Microbes learning correlated cues and anticipating vital changes in the environment.
It's increasingly apparent that at least some metazoans haven't yet acquired these skills
Science and Environmental Health Network
In nature, environmental changes such as variations in temperature, pH, and oxygen level do not typically occur in isolation, but in a temporally coupled and nonrandom manner. An organism that is capable of learning correlated cues can then exploit them in order to anticipate vital changes in the environment -- for example by preparing for nutrient fluctuations or mounting protective responses. In a Research Article in the 6 Jun 2008 Science (published online 8 May), Tagkopoulos et al. reported that even simple microbes can learn to exploit predictable sequences of environmental signals and prepare for future environmental changes ( see the related ScienceNOW story by R. Kwok). The researchers first used computer simulations to show that virtual evolving organisms garnered more energy if they could "learn" that certain signals preceded the arrival of food and launch a preemptive metabolic response. The researchers then looked for evidence of this ability in Escherichia coli bacteria and found that upon exposure to a large temperature change (as might occur after transition from the outside environment into the mammalian body), the bugs shift from aerobic to anaerobic respiration in anticipation of the low oxygen levels in the gastrointestinal tract. When the bacteria were instead exposed to high oxygen levels after an increase in temperature, they "learned" to turn off their low-oxygen responses in fewer than 100 generations. An accompanying Perspective by N.S. Baliga highlighted the study.
From the commentary:
[The Scale of PredictionNitin S. Baliga*
The predictability of cellular responses is the basis for applications as diverse as preventive medicine and the reengineering of microbes for biotechnology. At first glance, the diversity of biological systems suggests that they can adopt a seemingly infinite number of behaviors or states. If this were true, it would severely hinder our ability to predict the responses of biological systems to new environmental changes. Fortunately, this is not the case (1).
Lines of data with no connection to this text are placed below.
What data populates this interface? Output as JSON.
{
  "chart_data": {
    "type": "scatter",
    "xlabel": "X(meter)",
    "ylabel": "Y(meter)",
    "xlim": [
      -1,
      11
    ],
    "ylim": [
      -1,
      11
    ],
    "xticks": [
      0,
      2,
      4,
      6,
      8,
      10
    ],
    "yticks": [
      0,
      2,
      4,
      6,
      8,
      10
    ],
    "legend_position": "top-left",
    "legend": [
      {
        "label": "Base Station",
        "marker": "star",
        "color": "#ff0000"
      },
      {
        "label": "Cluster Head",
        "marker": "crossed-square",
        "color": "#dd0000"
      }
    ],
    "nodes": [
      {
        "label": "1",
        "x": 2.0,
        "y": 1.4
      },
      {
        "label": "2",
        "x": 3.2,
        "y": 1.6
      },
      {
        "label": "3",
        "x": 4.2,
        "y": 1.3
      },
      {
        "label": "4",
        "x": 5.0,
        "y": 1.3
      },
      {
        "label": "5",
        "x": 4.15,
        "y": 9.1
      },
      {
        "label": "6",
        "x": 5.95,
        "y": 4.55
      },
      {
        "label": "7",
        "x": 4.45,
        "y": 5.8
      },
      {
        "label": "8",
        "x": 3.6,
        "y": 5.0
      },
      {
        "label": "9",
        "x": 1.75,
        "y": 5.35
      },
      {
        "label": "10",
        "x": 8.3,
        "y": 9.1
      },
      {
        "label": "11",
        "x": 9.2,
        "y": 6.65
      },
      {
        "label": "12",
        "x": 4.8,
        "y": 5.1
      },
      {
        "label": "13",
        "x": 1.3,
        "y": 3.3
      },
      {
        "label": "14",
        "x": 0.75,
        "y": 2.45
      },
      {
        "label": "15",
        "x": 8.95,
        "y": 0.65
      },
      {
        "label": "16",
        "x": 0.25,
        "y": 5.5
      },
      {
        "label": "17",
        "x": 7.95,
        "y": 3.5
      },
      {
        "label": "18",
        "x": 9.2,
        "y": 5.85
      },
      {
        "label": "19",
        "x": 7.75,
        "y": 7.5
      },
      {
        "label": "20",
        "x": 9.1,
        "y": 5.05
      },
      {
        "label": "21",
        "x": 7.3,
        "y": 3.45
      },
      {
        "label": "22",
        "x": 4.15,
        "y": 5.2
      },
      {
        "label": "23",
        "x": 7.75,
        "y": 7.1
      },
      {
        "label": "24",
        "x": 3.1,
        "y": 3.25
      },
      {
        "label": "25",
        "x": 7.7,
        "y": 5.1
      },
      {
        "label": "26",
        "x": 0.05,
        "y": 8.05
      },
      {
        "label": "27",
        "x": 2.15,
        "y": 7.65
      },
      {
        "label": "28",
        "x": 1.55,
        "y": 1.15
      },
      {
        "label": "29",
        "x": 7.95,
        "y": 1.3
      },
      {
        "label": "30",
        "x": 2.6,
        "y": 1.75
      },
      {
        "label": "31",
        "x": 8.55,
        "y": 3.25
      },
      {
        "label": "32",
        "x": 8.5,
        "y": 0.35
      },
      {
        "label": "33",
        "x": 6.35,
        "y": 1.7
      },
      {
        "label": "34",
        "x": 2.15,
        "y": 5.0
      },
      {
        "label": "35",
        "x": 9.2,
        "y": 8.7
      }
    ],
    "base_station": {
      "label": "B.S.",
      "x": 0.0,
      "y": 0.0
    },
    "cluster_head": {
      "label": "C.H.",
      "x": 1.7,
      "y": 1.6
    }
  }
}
An individual biological system functions optimally within an environmental space (defined by the ranges in any given parameter) in which it has evolved. Furthermore, within this defined space, changes in individual factors (temperature, pH, O2, etc.) do not occur in isolation but in a temporally coupled and nonrandom manner for physicochemical reasons. On page 1313 of this issue, Tagkopoulos et al. (2) offer theoretical simulations and experimental validation to show that even simple microbes can learn temporal interrelationships among changes in environmental factors, and thus can predict and prepare for future environmental changes, a behavior attributed to metazoans. This work not only demonstrates how biological networks (gene, protein, and metabolic) have assembled during evolution, but also explains why decoding these networks into predictive models is a tractable problem.]